I don't know how the 5 Supremes are going to manage to avoid the Administrative Procedure Act (questions at oral argument seldom echo in the opinions, so I don't put much stock in that. I don't read chicken entrails for a living, either.) and let Trump have his census citizenship question, as all the illuminated punditocracy seem sure they will do. But on this question of McGahn's testimony to Congress and asserting executive privilege to stop him, that ship has sailed unless Kavanaugh and Gorsuch want to upend privilege law and can get Roberts and Alito to join them (Thomas is a lock for anything so stupid).The White House often made a distinction between “waiving executive privilege” and “asserting executive privilege” in 2017. Now, they are asserting privilege re McGahn testimony to House, via WaPo https://t.co/9pyOlml4UX— Maggie Haberman (@maggieNYT) April 23, 2019
Privilege is settled law as one of those "use it or lose it" matters. When McGahn gave Mueller and The Boys 30 hours of testimony, any privilege (and executive privilege is about the only one I can think of applying) was waived. Once waived, it's gone. Horse left barn, barn burned down; no barn to go back to.*
Which is what Rep. Nadler is getting at:
"The Committee has served a valid subpoena to Mr. McGahn. We have asked him to supply documents to the Committee by May 7 and to testify here on May 21. Our request covers the subjects described by Mr. McGahn to the Special Counsel, and described by Special Counsel Mueller to the American public in his report," Nadler said.McGahn would face contempt of Congress for refusing the subpoena, not Trump. McGahn would put his law license on the line for refusing to cooperate with Congress on no grounds other than Trump doesn't want him to. And I don't think Trump has standing, absent executive privilege grounds (which are gone), to keep a former employee from testifying under subpoena.

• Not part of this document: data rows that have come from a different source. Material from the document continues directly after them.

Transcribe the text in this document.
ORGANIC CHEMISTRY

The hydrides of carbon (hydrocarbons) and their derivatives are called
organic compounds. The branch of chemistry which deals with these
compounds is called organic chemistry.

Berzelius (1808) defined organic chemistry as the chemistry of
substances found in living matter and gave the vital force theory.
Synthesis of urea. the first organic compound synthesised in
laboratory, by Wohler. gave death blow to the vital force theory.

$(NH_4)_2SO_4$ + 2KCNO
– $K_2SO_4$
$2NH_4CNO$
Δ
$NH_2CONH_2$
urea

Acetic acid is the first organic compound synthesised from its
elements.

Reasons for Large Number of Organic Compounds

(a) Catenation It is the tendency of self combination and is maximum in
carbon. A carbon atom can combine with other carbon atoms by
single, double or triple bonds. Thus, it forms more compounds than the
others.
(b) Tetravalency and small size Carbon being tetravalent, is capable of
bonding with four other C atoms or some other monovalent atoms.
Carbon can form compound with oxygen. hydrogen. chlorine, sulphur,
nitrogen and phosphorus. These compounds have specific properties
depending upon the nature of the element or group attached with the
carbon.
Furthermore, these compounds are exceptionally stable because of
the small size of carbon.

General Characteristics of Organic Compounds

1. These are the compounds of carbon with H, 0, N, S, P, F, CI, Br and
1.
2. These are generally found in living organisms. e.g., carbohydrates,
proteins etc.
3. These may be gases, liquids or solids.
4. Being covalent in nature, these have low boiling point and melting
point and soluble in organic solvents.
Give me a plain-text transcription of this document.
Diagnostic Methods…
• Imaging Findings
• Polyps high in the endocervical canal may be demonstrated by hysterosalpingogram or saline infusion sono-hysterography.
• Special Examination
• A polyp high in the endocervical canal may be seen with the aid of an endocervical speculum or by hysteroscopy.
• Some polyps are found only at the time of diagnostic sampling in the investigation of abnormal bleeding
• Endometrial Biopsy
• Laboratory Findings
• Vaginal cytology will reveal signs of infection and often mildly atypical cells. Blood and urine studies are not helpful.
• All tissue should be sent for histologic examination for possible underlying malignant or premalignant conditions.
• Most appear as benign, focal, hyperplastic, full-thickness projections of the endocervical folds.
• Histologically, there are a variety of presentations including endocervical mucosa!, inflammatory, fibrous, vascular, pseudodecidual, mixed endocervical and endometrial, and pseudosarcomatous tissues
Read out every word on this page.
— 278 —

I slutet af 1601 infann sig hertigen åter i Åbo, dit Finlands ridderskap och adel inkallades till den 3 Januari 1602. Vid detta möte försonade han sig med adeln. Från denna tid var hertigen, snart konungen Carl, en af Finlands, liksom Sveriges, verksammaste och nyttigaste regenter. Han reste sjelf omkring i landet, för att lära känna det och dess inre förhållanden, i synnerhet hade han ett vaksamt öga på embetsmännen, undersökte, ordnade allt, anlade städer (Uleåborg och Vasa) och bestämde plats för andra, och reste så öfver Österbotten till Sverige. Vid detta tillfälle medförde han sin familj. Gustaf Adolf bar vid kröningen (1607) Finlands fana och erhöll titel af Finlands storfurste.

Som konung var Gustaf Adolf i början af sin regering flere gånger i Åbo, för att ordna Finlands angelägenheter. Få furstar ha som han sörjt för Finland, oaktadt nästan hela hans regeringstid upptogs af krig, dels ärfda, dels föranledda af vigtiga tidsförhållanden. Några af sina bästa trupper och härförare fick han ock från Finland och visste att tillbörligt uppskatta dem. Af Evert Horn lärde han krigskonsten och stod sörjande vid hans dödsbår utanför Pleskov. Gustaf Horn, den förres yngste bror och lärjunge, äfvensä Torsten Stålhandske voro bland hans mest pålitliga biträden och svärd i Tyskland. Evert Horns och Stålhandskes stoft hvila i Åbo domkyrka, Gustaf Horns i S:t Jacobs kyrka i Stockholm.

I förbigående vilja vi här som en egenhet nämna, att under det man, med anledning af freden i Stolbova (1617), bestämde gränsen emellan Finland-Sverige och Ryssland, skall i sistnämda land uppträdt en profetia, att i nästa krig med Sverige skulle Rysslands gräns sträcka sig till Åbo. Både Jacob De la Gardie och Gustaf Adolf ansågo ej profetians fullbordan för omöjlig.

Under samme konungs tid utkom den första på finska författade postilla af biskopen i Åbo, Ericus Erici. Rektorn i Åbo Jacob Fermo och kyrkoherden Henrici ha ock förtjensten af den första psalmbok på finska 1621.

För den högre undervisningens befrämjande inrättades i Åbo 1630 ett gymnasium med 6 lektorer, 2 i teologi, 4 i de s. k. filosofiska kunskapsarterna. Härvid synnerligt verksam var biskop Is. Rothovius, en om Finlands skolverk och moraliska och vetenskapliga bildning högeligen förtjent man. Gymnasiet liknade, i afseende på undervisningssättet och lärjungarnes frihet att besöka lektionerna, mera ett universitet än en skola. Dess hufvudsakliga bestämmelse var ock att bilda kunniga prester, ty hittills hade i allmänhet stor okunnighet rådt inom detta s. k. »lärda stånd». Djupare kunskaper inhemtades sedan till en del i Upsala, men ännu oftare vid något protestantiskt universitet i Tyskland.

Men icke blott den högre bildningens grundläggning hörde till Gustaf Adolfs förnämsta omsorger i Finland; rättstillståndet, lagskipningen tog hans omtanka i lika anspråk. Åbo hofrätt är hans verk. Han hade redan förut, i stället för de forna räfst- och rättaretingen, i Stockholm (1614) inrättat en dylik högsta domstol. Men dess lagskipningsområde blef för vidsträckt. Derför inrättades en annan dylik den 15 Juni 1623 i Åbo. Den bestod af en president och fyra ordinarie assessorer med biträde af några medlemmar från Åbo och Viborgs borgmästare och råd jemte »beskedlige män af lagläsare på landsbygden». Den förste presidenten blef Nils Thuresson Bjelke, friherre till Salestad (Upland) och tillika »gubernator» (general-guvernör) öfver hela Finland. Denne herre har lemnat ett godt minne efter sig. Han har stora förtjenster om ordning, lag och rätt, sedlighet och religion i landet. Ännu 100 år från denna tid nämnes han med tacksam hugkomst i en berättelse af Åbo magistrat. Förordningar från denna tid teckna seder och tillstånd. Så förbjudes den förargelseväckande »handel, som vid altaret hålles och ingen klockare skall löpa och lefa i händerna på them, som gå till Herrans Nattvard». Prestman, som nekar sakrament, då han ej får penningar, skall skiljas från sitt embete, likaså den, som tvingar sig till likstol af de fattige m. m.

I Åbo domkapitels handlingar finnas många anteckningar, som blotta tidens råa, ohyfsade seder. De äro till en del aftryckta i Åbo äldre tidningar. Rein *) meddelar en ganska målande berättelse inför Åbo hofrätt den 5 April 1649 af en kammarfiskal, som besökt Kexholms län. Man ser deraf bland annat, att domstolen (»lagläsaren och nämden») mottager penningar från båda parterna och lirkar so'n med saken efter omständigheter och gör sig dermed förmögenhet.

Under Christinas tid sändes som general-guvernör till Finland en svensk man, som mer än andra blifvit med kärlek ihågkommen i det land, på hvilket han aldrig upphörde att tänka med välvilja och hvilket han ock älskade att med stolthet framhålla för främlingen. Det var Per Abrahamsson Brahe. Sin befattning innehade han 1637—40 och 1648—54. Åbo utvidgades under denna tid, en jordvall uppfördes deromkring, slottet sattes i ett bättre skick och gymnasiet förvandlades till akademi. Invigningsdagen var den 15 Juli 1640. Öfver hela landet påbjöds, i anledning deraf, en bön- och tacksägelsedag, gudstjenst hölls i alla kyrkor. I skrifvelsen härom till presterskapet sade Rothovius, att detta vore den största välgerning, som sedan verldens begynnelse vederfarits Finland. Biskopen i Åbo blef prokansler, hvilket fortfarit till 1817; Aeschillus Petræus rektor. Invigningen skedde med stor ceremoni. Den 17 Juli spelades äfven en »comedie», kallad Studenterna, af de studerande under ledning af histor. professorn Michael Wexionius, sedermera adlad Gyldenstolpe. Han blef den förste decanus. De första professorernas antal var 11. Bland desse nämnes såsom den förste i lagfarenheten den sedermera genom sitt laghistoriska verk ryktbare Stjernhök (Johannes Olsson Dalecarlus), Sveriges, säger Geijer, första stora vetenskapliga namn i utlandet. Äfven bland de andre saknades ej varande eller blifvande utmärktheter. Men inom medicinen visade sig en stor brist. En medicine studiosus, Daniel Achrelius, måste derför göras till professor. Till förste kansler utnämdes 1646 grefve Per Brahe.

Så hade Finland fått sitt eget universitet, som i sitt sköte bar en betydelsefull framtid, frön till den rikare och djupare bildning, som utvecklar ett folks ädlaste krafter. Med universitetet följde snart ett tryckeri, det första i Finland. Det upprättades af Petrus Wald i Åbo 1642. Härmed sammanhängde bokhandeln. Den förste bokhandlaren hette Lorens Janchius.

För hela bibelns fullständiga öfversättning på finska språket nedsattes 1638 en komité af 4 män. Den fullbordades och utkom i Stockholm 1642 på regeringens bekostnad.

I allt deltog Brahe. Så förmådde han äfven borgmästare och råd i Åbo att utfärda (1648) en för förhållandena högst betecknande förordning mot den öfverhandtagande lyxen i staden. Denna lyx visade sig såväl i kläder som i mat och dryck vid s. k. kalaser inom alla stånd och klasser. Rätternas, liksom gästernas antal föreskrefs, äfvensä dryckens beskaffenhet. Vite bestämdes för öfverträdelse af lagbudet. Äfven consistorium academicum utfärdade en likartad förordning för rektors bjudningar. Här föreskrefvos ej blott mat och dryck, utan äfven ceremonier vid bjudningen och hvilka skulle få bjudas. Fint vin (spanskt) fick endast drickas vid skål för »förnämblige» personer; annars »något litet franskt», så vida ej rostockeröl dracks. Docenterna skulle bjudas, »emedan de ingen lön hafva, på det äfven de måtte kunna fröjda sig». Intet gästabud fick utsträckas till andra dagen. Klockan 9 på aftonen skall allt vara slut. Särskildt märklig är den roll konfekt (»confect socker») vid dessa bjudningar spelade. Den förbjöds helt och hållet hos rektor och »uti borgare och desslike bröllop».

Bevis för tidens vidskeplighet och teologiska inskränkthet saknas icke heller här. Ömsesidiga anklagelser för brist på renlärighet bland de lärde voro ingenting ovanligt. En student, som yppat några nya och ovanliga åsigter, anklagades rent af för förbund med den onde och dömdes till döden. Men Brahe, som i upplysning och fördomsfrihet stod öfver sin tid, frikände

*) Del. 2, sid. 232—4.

"As such, the moment for the White House to assert some privilege to prevent this testimony from being heard has long since passed. I suspect that President Trump and his attorneys know this to be true as a matter of law -- and that this evening's reports, if accurate, represent one more act of obstruction by an Administration desperate to prevent the public from talking about the President's behavior," Nadler said. "The Committee's subpoena stands. I look forward to Mr. McGahn's testimony."
So far, the White House wants it to look like they have a leg to stand on:
“He’s not eager to testify. He’s not reluctant. He got a subpoena. It compels him to testify. But there are some countervailing legal reasons that might prevent that,” said one person close to McGahn, who requested anonymity to describe private discussions. “He doesn’t want to be in contempt of Congress nor does he want to be in contempt of his ethical obligations and legal obligations as a former White House official.”
His "ethical obligations and legal obligations" rest on complying with a legitimate subpoena, as well as not raising frivolous claims in federal court, or being party to such claims. He pretty much waived any reason not to testify to Congress when he testified to Mueller, and most of that testimony is now in the public record. There's nothing to prevent him from being compelled (by subpoena) to say it again in a public hearing.
Trump may try some delaying bullshit, but sooner or later he's gonna figure out he's challenging people who have lawyers on staff standing by to handle this stuff, and they get paid whether it's this lawsuit or something else. That game of sue 'em 'till they cry "Uncle!" ain't gonna work when the one you're suing is the Federal Government.
*So the "distinction" Maggie Haberman is talking about is the difference between preserving the privilege, and waiving it. Trump waived it with respect to McGahn. It's gone forever, as far as McGahn's concerned. McGahn is now in private practice. He doesn't want to put his career at risk over this matter.